Draw an electric equivalent, substituting the (magnetic) bars by (7) resistances. N1 can be substituted by a current source, N2 by an amp-meter.

3. May 23, 2015

### theone

but I did that in the attachment. I wanted to check if the dimensions I'm using for $A_c$ is correct

4. May 23, 2015

### Hesch

Sorry, I didn't see the attached.

Yes, Ac = 20 * 20 mm2.

What are these ±O symbols meant to be? And why are there two? Are two currents induced in the "transformer" at the same time?

5. May 23, 2015

### theone

the mmf from the wounded coil. I'm not sure what the correct symbol is
Shouldn't there be two? $N_1i_1$ on the left and $N_2i_2$ on the right

6. May 23, 2015

### Hesch

I don't know anything about american symbols ( I'm from Denmark ), but you must have different symbols for a current source/a voltage source. As suggested in #2, I'd use a current source because of the analogy between electrical current and magnetic flux.

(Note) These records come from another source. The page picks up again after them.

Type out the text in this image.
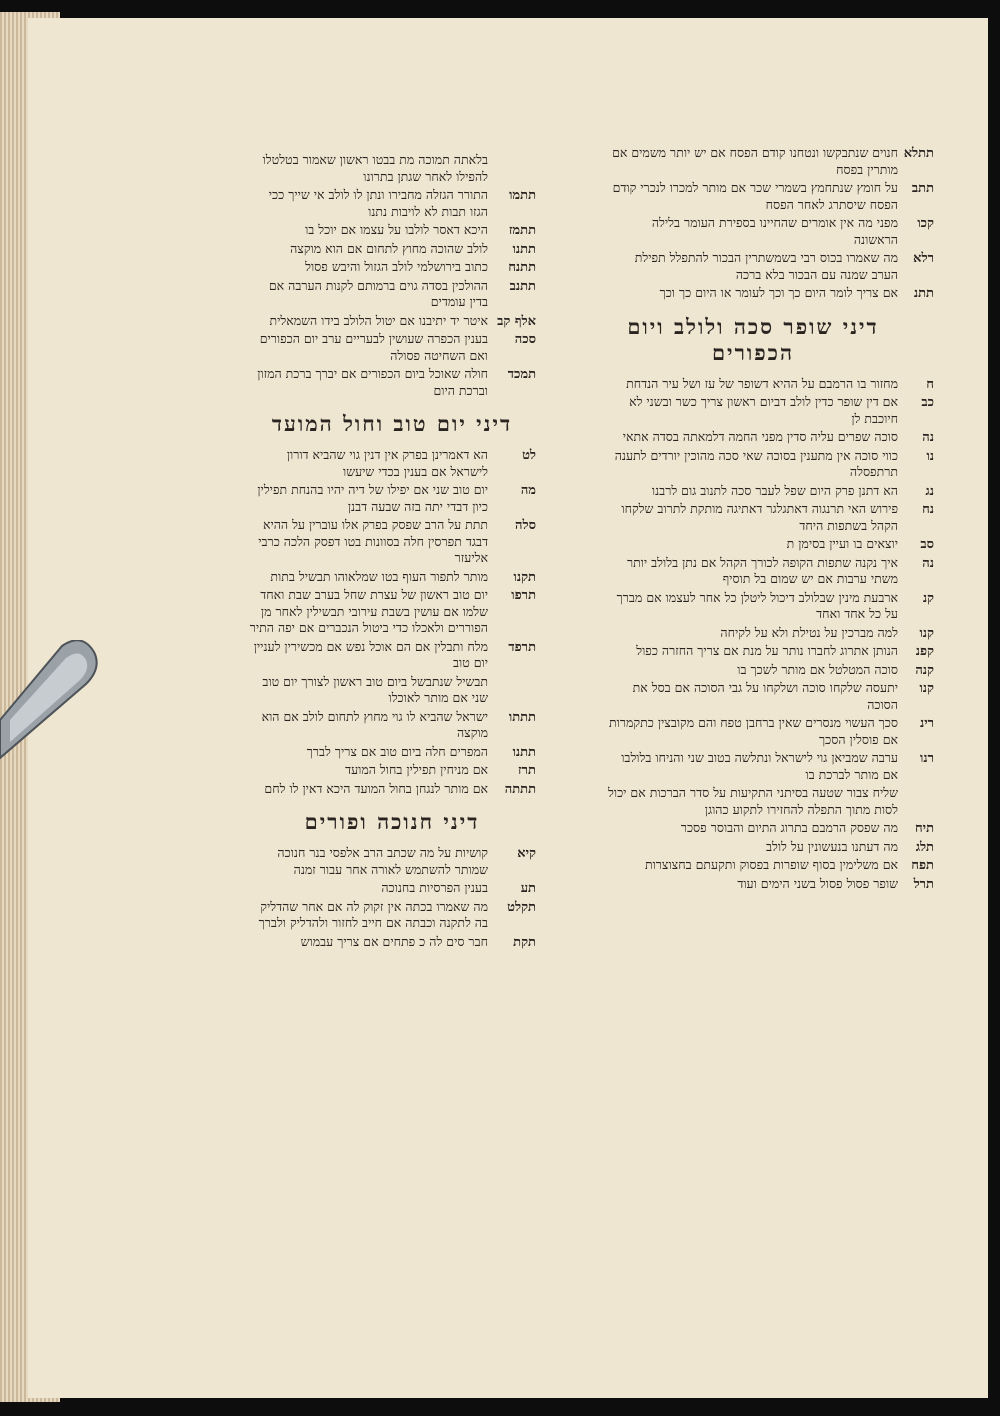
תתלא
חנוים שנתבקשו ונטחנו קודם הפסח אם יש יותר משמים אם מותרין בפסח
תתב
על חומץ שנתחמץ בשמרי שכר אם מותר למכרו לנכרי קודם הפסח שיסתרג לאחר הפסח
קכו
מפני מה אין אומרים שהחיינו בספירת העומר בלילה הראשונה
רלא
מה שאמרו בכוס רבי בשמשתרין הבכור להתפלל תפילת הערב שמנה עם הבכור בלא ברכה
תתנ
אם צריך לומר היום כך וכך לעומר או היום כך וכך
דיני שופר סכה ולולב ויום הכפורים
ח
מחזור בו הרמבם על ההיא דשופר של עז ושל עיר הנדחת
כב
אם דין שופר כדין לולב דביום ראשון צריך כשר ובשני לא חיוכבת לן
נה
סוכה שפרים עליה סדין מפני החמה דלמאתה בסדה אתאי
נו
כווי סוכה אין מתענין בסוכה שאי סכה מהוכין יורדים לתענה תרתפסלה
נג
הא דתנן פרק היום שפל לעבר סכה לתנוב גום לרבנו
נח
פירוש האי תרנגוה דאתגלגר דאתיגה מותקת לתרוב שלקחו הקהל בשתפות היחד
סב
יוצאים בו ועיין בסימן ת
נה
איך נקנה שתפות הקופה לכורך הקהל אם נתן בלולב יותר משתי ערבות אם יש שמום בל תוסיף
קנ
ארבעת מינין שבלולב דיכול ליטלן כל אחר לעצמו אם מברך על כל אחד ואחד
קנו
למה מברכין על נטילת ולא על לקיחה
קפנ
הנותן אתרוג לחברו נותר על מנת אם צריך החזרה כפול
קנה
סוכה המטלטל אם מותר לשכך בו
קנו
יתעסה שלקחו סוכה ושלקחו על גבי הסוכה אם בסל את הסוכה
רינ
סכך העשוי מנסרים שאין ברחבן טפח והם מקובצין כתקמרות אם פוסלין הסכך
רנו
ערבה שמביאן גוי לישראל ונתלשה בטוב שני והניחו בלולבו אם מותר לברכת בו
שליח צבור שטעה בסיתני התקיעות על סדר הברכות אם יכול לסות מתוך התפלה להחזירו לתקוע כהוגן
תיח
מה שפסק הרמבם בתרוג התיום והבוסר פסכר
תלג
מה דעתנו בנעשונין על לולב
תפח
אם משלימין בסוף שופרות בפסוק ותקעתם בחצוצרות
תרל
שופר פסול פסול בשני הימים ועוד
בלאתה תמוכה מת בבטו ראשון שאמור בטלטלו להפילו לאחר שגתן בתרונו
תתמו
התורר הגזלה מחבירו ונתן לו לולב אי שייך ככי הגזו תבות לא לויבות נתנו
תתמז
היכא דאסר לולבו על עצמו אם יוכל בו
תתנו
לולב שהוכה מחוץ לתחום אם הוא מוקצה
תתנח
כתוב בירושלמי לולב הגזול והיבש פסול
תתנב
ההולכין בסדה גוים ברמותם לקנות הערבה אם בדין עומדים
אלף קב
איטר יד יתיבנו אם יטול הלולב בידו השמאלית
סכה
בענין הכפרה שעושין לבעריים ערב יום הכפורים ואם השחיטה פסולה
תמכד
חולה שאוכל ביום הכפורים אם יברך ברכת המזון וברכת היום
דיני יום טוב וחול המועד
לט
הא דאמרינן בפרק אין דנין גוי שהביא דורון לישראל אם בענין בכדי שיעשו
מה
יום טוב שני אם יפילו של דיה יהיו בהנחת תפילין כיון דבדי יתה בזה שבעה דבנן
סלה
תתת על הרב שפסק בפרק אלו עוברין על ההיא דבגד תפרסין חלה בסוונות בטו דפסק הלכה כרבי אליעזר
תקנו
מותר לתפור העוף בטו שמלאוהו תבשיל בתות
תרפו
יום טוב ראשון של עצרת שחל בערב שבת ואחד שלמו אם עושין בשבת עירובי תבשילין לאחר מן הפוררים ולאכלו כדי ביטול הנכברים אם יפה התיר
תרפד
מלח ותבלין אם הם אוכל נפש אם מכשירין לעניין יום טוב
תבשיל שנתבשל ביום טוב ראשון לצורך יום טוב שני אם מותר לאוכלו
תתתו
ישראל שהביא לו גוי מחוץ לתחום לולב אם הוא מוקצה
תתנו
המפרים חלה ביום טוב אם צריך לברך
תרז
אם מניחין תפילין בחול המועד
תתתה
אם מותר לנגחן בחול המועד היכא דאין לו לחם
דיני חנוכה ופורים
קיא
קושיות על מה שכתב הרב אלפסי בנר חנוכה שמותר להשתמש לאורה אחר עבור זמנה
תע
בענין הפרסיות בחנוכה
תקלט
מה שאמרו בכתה אין זקוק לה אם אחר שהדליק בה לתקנה וכבתה אם חייב לחזור ולהדליק ולברך
תקת
חבר סים לה כ פתחים אם צריך עבמוש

I don't know if there must be one or two current sources, for example: Is N2 loaded/current supplied? I just know:

7. May 23, 2015

### theone

I forgot to mention that in addition to drawing a magnetic equivalent, the question also asked to find all the reluctance's.

On my diagram there are 4 reluctance's. But the solution only lists three reluctance's : 0.212, 0.292, 0.159 MA/m.

The 0.159 MA/m I can get as $R_4$,

$R_4=\frac{\frac{60}{1000}}{μ_0 1500 (\frac{10}{1000} \frac{20}{1000})} = 0.159 MA/m$

But I don't know how they got the other two.

8. May 23, 2015

### Hesch

I guess that they have reduced the circuit into 3 reluctances:

a) R1+R2+R2 ( in series)
b) R1+R3+R3
c) R4

9. May 23, 2015

### theone

thanks, I got it now